Jackson Vasconcelos
Anistia, vocábulo feminino.
Jackson Vasconcelos é cientista políticoO veto do presidente Lula ao projeto que reduz as penas dos presos políticos ocorreu no mesmo momento em que, na Venezuela, os presos políticos de Nicolás Maduro deixavam as prisões.
Lula e seus aliados se colocam contra a anistia por vingança. Querem dar o troco à anistia ampla, geral e irrestrita concedida pelo Estado brasileiro em 1979, tanto aos que combateram o golpe de 1964 quanto aos que o sustentaram. Jair Bolsonaro reabriu feridas ao dedicar seu mandato presidencial à exaltação da memória da ditadura.
A turma de Lula julga que apenas os seus deveriam ter sido anistiados em 1979. Esse nó na garganta “devolveu” João Goulart à Presidência da República em 2008, mesmo ele tendo morrido em 1976; criou a Comissão Nacional da Verdade em 2012 e, recentemente, concedeu indenização de R$ 400 mil à ex-presidente Dilma Rousseff, em razão das torturas que sofreu.
A anistia de 1979 começou a ser desenhada em 1975 — um tempo de medo, torturas, prisões, exílios e mortes. O AI-5 estava em pleno vigor, respirando com pulmões cheios de ar. Exatamente nesse cenário, uma mulher, praticamente sozinha, iniciou o movimento pela anistia ampla, geral e irrestrita que se concretizaria quatro anos depois.

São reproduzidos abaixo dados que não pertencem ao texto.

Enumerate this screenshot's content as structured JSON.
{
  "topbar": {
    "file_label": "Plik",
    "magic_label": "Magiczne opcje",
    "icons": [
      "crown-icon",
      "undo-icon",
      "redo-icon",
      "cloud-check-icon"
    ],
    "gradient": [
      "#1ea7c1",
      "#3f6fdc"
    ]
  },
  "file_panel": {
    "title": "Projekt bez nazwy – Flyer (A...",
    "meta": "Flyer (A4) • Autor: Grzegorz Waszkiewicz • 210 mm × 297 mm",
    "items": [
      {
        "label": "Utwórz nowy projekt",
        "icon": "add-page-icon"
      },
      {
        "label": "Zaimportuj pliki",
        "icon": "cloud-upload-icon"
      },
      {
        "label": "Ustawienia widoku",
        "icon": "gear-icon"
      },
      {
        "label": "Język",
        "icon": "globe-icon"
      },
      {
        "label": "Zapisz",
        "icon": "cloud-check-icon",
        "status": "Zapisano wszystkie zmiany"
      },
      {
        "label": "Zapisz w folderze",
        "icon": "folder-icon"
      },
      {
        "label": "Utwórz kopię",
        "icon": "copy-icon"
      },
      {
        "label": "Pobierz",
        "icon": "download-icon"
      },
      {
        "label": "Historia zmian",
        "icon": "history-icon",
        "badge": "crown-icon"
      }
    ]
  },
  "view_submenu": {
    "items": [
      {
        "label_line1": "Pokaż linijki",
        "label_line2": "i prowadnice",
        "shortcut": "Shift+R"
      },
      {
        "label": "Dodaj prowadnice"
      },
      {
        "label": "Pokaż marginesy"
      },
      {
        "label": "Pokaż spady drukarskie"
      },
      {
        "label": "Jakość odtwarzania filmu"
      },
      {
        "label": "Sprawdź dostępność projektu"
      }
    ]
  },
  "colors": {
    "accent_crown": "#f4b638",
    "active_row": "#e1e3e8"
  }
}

Essa mulher foi Therezinha Zerbini.
Em 1975, ela legalizou o Movimento Feminino pela Anistia (MFPA), que começou modestamente, com cerca de dez mulheres reunidas no bairro do Pacaembu, em São Paulo, na Rua Caio Prado, e cresceu rapidamente ao romper as fronteiras paulistas.
A receptividade foi especialmente expressiva no Rio Grande do Sul, responsável por mais da metade das 15.600 assinaturas coletadas em apoio à anistia. A primeira coordenadora do movimento no estado foi Dilma Rousseff.

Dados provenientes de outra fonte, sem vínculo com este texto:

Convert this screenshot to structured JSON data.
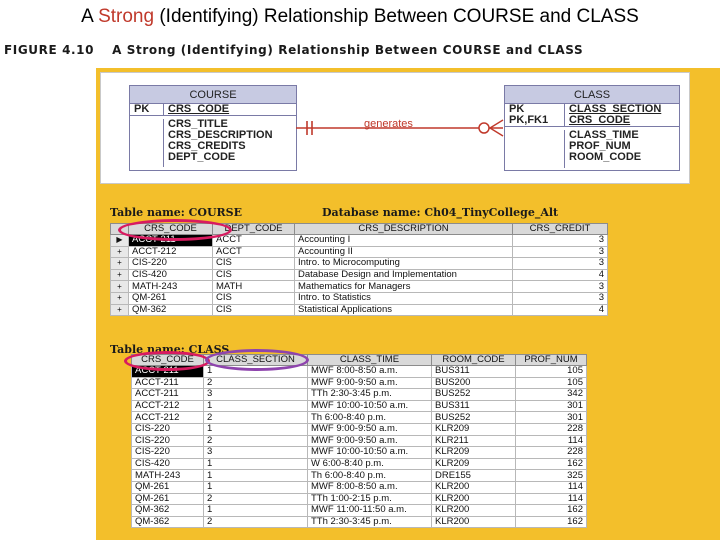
{
  "slide": {
    "title_pre": "A ",
    "title_accent": "Strong",
    "title_post": " (Identifying) Relationship Between COURSE and CLASS",
    "accent_color": "#c0392b"
  },
  "figure": {
    "number": "FIGURE 4.10",
    "caption": "A Strong (Identifying) Relationship Between COURSE and CLASS"
  },
  "erd": {
    "course": {
      "name": "COURSE",
      "pk_label": "PK",
      "pk_attr": "CRS_CODE",
      "attrs": [
        "CRS_TITLE",
        "CRS_DESCRIPTION",
        "CRS_CREDITS",
        "DEPT_CODE"
      ]
    },
    "class": {
      "name": "CLASS",
      "pk_labels": [
        "PK",
        "PK,FK1"
      ],
      "pk_attrs": [
        "CLASS_SECTION",
        "CRS_CODE"
      ],
      "attrs": [
        "CLASS_TIME",
        "PROF_NUM",
        "ROOM_CODE"
      ]
    },
    "relationship": "generates",
    "relationship_color": "#c0392b"
  },
  "course_table": {
    "caption": "Table name: COURSE",
    "db_caption": "Database name: Ch04_TinyCollege_Alt",
    "columns": [
      "CRS_CODE",
      "DEPT_CODE",
      "CRS_DESCRIPTION",
      "CRS_CREDIT"
    ],
    "rows": [
      [
        "ACCT-211",
        "ACCT",
        "Accounting I",
        "3"
      ],
      [
        "ACCT-212",
        "ACCT",
        "Accounting II",
        "3"
      ],
      [
        "CIS-220",
        "CIS",
        "Intro. to Microcomputing",
        "3"
      ],
      [
        "CIS-420",
        "CIS",
        "Database Design and Implementation",
        "4"
      ],
      [
        "MATH-243",
        "MATH",
        "Mathematics for Managers",
        "3"
      ],
      [
        "QM-261",
        "CIS",
        "Intro. to Statistics",
        "3"
      ],
      [
        "QM-362",
        "CIS",
        "Statistical Applications",
        "4"
      ]
    ],
    "row_marker": "+",
    "active_marker": "▶",
    "highlight_color": "#d81b60"
  },
  "class_table": {
    "caption": "Table name: CLASS",
    "columns": [
      "CRS_CODE",
      "CLASS_SECTION",
      "CLASS_TIME",
      "ROOM_CODE",
      "PROF_NUM"
    ],
    "rows": [
      [
        "ACCT-211",
        "1",
        "MWF 8:00-8:50 a.m.",
        "BUS311",
        "105"
      ],
      [
        "ACCT-211",
        "2",
        "MWF 9:00-9:50 a.m.",
        "BUS200",
        "105"
      ],
      [
        "ACCT-211",
        "3",
        "TTh 2:30-3:45 p.m.",
        "BUS252",
        "342"
      ],
      [
        "ACCT-212",
        "1",
        "MWF 10:00-10:50 a.m.",
        "BUS311",
        "301"
      ],
      [
        "ACCT-212",
        "2",
        "Th 6:00-8:40 p.m.",
        "BUS252",
        "301"
      ],
      [
        "CIS-220",
        "1",
        "MWF 9:00-9:50 a.m.",
        "KLR209",
        "228"
      ],
      [
        "CIS-220",
        "2",
        "MWF 9:00-9:50 a.m.",
        "KLR211",
        "114"
      ],
      [
        "CIS-220",
        "3",
        "MWF 10:00-10:50 a.m.",
        "KLR209",
        "228"
      ],
      [
        "CIS-420",
        "1",
        "W 6:00-8:40 p.m.",
        "KLR209",
        "162"
      ],
      [
        "MATH-243",
        "1",
        "Th 6:00-8:40 p.m.",
        "DRE155",
        "325"
      ],
      [
        "QM-261",
        "1",
        "MWF 8:00-8:50 a.m.",
        "KLR200",
        "114"
      ],
      [
        "QM-261",
        "2",
        "TTh 1:00-2:15 p.m.",
        "KLR200",
        "114"
      ],
      [
        "QM-362",
        "1",
        "MWF 11:00-11:50 a.m.",
        "KLR200",
        "162"
      ],
      [
        "QM-362",
        "2",
        "TTh 2:30-3:45 p.m.",
        "KLR200",
        "162"
      ]
    ],
    "highlight_color_1": "#d81b60",
    "highlight_color_2": "#8e44ad"
  }
}
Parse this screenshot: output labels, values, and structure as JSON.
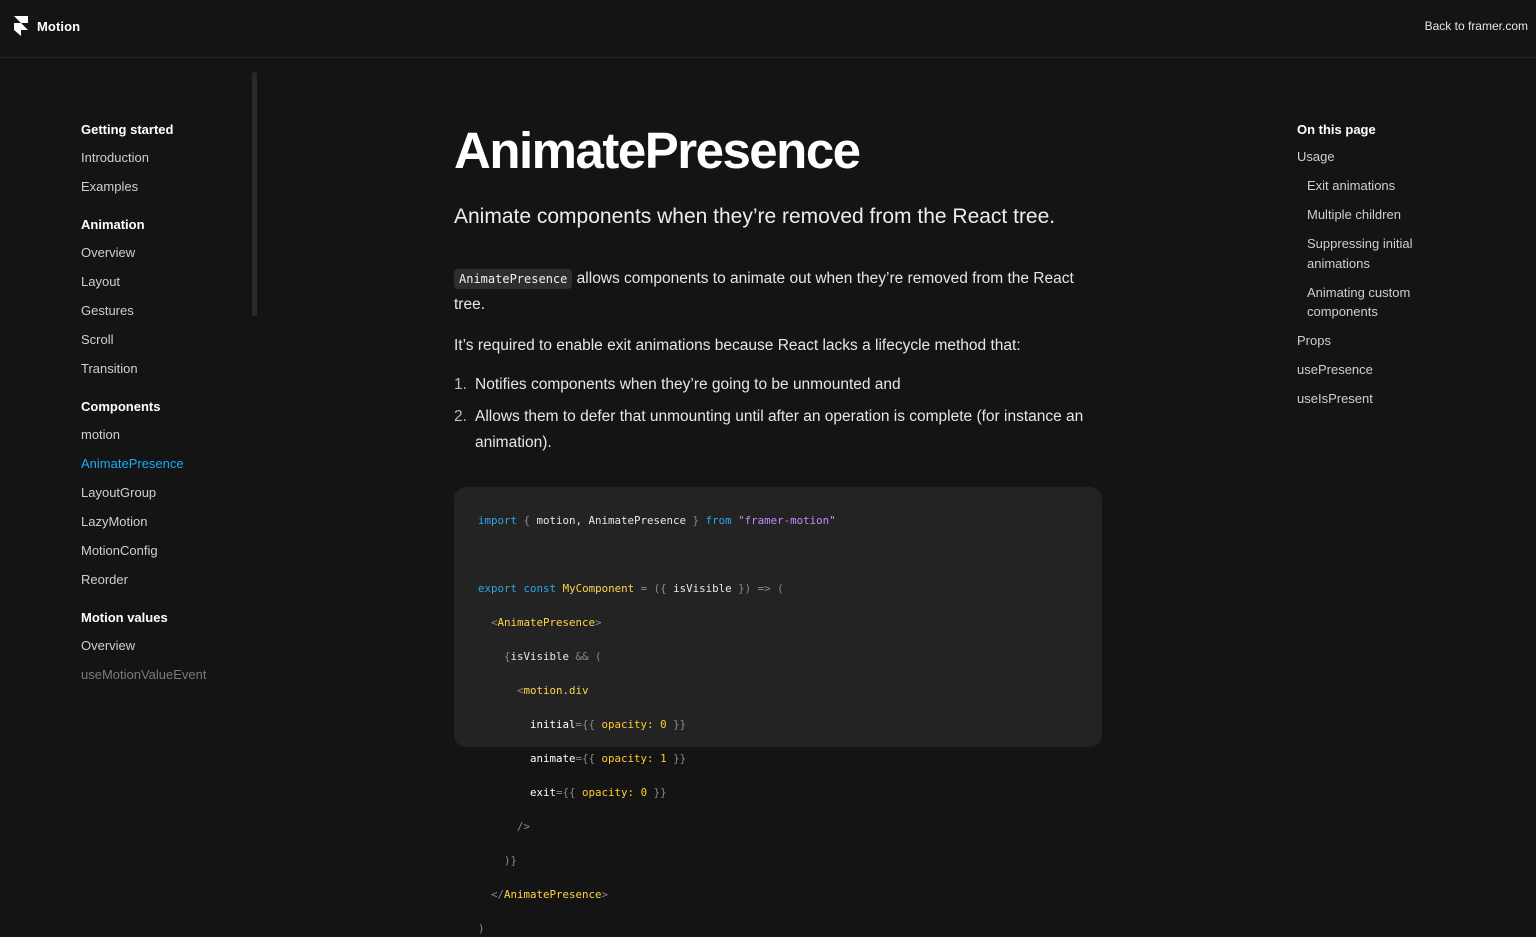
{
  "header": {
    "brand": "Motion",
    "back_link": "Back to framer.com"
  },
  "sidebar": {
    "groups": [
      {
        "heading": "Getting started",
        "items": [
          "Introduction",
          "Examples"
        ]
      },
      {
        "heading": "Animation",
        "items": [
          "Overview",
          "Layout",
          "Gestures",
          "Scroll",
          "Transition"
        ]
      },
      {
        "heading": "Components",
        "items": [
          "motion",
          "AnimatePresence",
          "LayoutGroup",
          "LazyMotion",
          "MotionConfig",
          "Reorder"
        ]
      },
      {
        "heading": "Motion values",
        "items": [
          "Overview",
          "useMotionValueEvent"
        ]
      }
    ],
    "active_item": "AnimatePresence"
  },
  "main": {
    "title": "AnimatePresence",
    "subtitle": "Animate components when they’re removed from the React tree.",
    "p1_code": "AnimatePresence",
    "p1_text": " allows components to animate out when they’re removed from the React tree.",
    "p2": "It’s required to enable exit animations because React lacks a lifecycle method that:",
    "steps": [
      {
        "num": "1.",
        "text": "Notifies components when they’re going to be unmounted and"
      },
      {
        "num": "2.",
        "text": "Allows them to defer that unmounting until after an operation is complete (for instance an animation)."
      }
    ]
  },
  "code": {
    "l1_import": "import",
    "l1_open": " { ",
    "l1_names": "motion, AnimatePresence",
    "l1_close": " } ",
    "l1_from": "from",
    "l1_str": "\"framer-motion\"",
    "l3_export": "export",
    "l3_const": "const",
    "l3_name": "MyComponent",
    "l3_eq": " = ({ ",
    "l3_param": "isVisible",
    "l3_arrow": " }) => (",
    "l4_open": "<",
    "l4_tag": "AnimatePresence",
    "l4_close": ">",
    "l5_brace": "{",
    "l5_var": "isVisible",
    "l5_and": " && (",
    "l6_open": "<",
    "l6_tag": "motion.div",
    "l7_attr": "initial",
    "l7_eq": "={{ ",
    "l7_key": "opacity:",
    "l7_val": " 0",
    "l7_end": " }}",
    "l8_attr": "animate",
    "l8_eq": "={{ ",
    "l8_key": "opacity:",
    "l8_val": " 1",
    "l8_end": " }}",
    "l9_attr": "exit",
    "l9_eq": "={{ ",
    "l9_key": "opacity:",
    "l9_val": " 0",
    "l9_end": " }}",
    "l10": "/>",
    "l11": ")}",
    "l12_open": "</",
    "l12_tag": "AnimatePresence",
    "l12_close": ">",
    "l13": ")"
  },
  "toc": {
    "heading": "On this page",
    "items": [
      {
        "label": "Usage",
        "sub": false
      },
      {
        "label": "Exit animations",
        "sub": true
      },
      {
        "label": "Multiple children",
        "sub": true
      },
      {
        "label": "Suppressing initial animations",
        "sub": true
      },
      {
        "label": "Animating custom components",
        "sub": true
      },
      {
        "label": "Props",
        "sub": false
      },
      {
        "label": "usePresence",
        "sub": false
      },
      {
        "label": "useIsPresent",
        "sub": false
      }
    ]
  },
  "colors": {
    "background": "#141414",
    "active_link": "#1aa9f5",
    "code_background": "#232323"
  }
}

Em 1977, Therezinha Zerbini aproveitou a visita da primeira-dama dos Estados Unidos, Rosalynn Carter, ao Congresso Nacional, e entregou-lhe uma carta conclamando as mulheres americanas a apoiarem a luta das brasileiras pela anistia. Citou a decisão do presidente Jimmy Carter de anistiar os jovens que, por objeção de consciência, se recusaram a lutar na Guerra do Vietnã — um argumento irrefutável.
O principal assessor da primeira-dama comentou: "A senhora é muito inteligente: não falou nada e disse muito.”

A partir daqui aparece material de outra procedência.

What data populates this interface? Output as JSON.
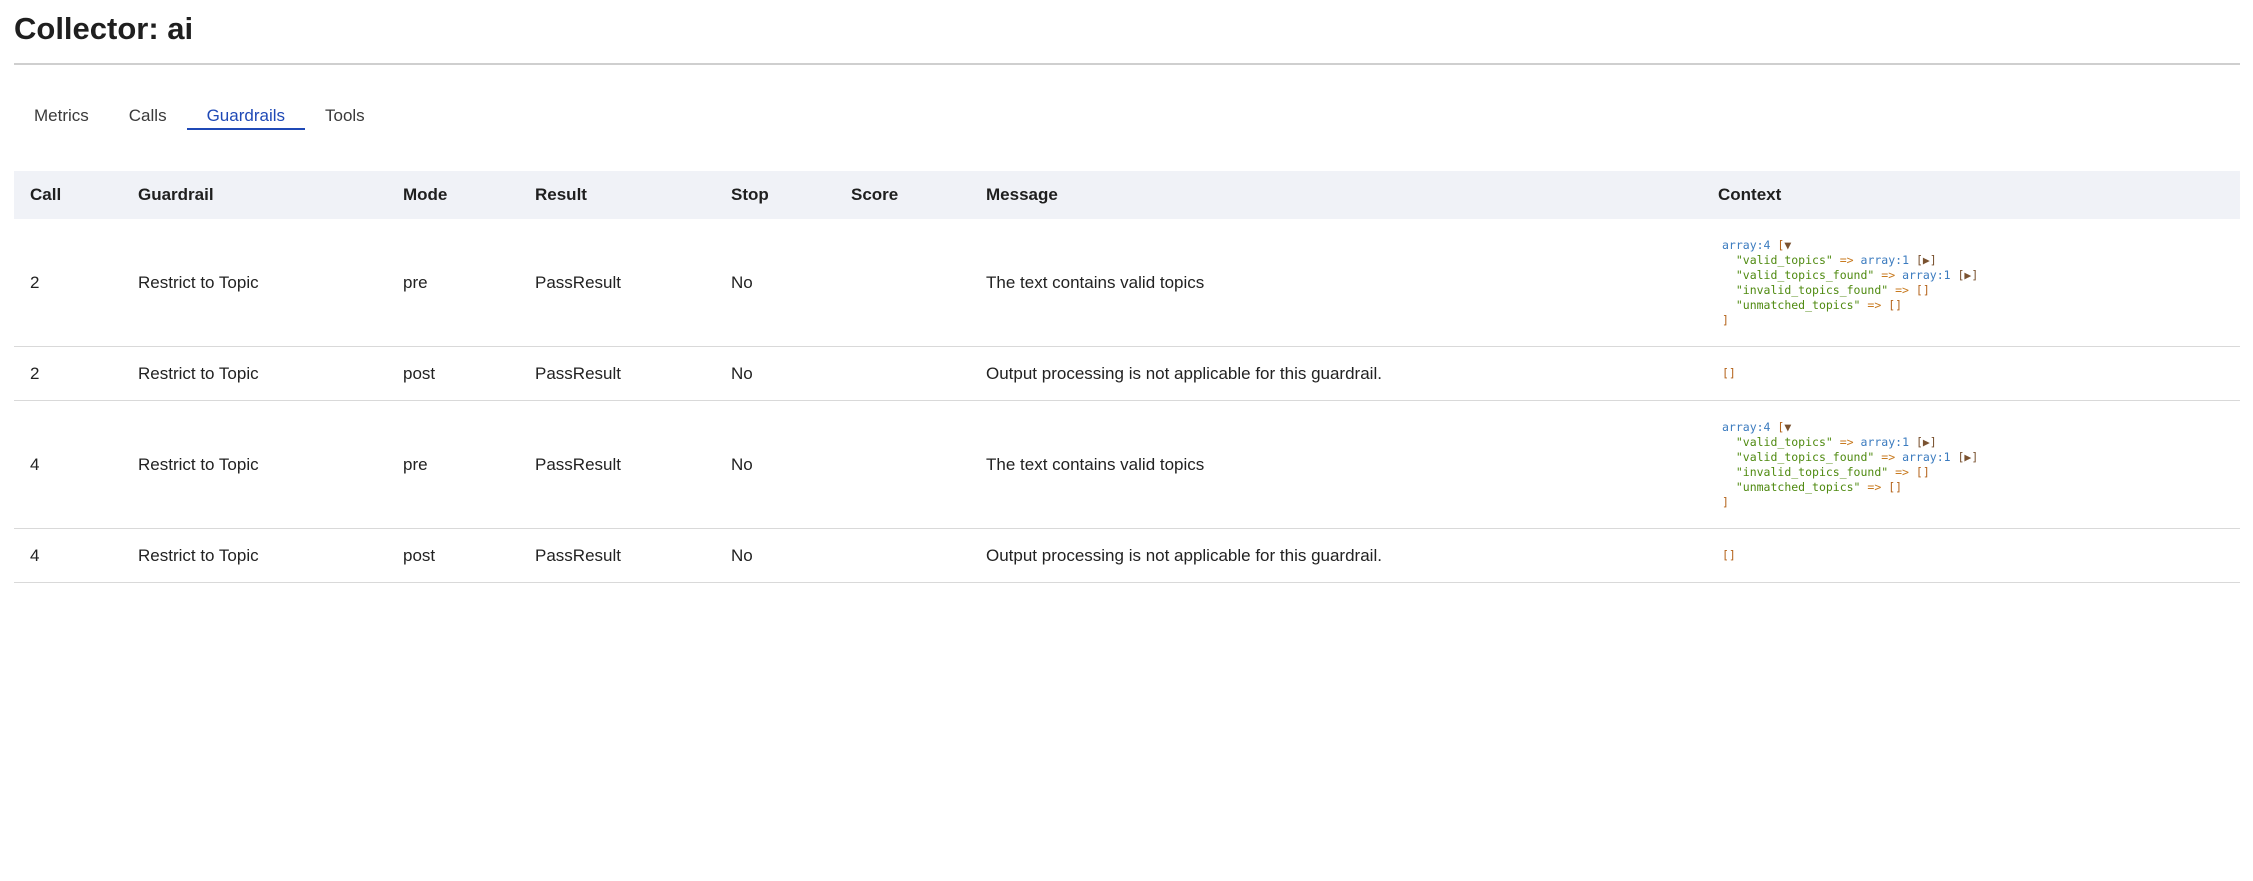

Em 1968, após a prisão de estudantes durante o 30º Congresso da UNE, realizado em Ibiúna (SP), Therezinha lançou seu primeiro grande desafio ao regime militar, ao se engajar publicamente contra a ditadura. Em 1970, ela foi presa pela Operação Bandeirantes enquanto jantava com os filhos e o marido, o general Euryale Zerbini, ex-auxiliar de João Goulart. Permaneceu oito meses na prisão.
No dia 28 de junho de 1979, João Figueiredo, presidente do Brasil, assinou a anistia ampla, geral e irrestrita. O ato oficializado naquele dia começou, na verdade, a ser escrito em 1975, por Therezinha Zerbini. Ela faleceu em 2015.
Numa entrevista ao Instituto Vladimir Herzog, ela atribuiu à anistia um sentido que o Brasil precisa reaprender. Disse ela: "Em 1975, identifiquei uma rara oportunidade de iniciar um trabalho político firme, consequente e estratégico. Era o Ano Internacional da Mulher, proclamado pela ONU sob as bandeiras da igualdade, do desenvolvimento e da paz. Foi nesse marco que nós, mulheres brasileiras, ousamos erguer a anistia como uma bandeira de paz e de direitos humanos — porque ela era exatamente isso.”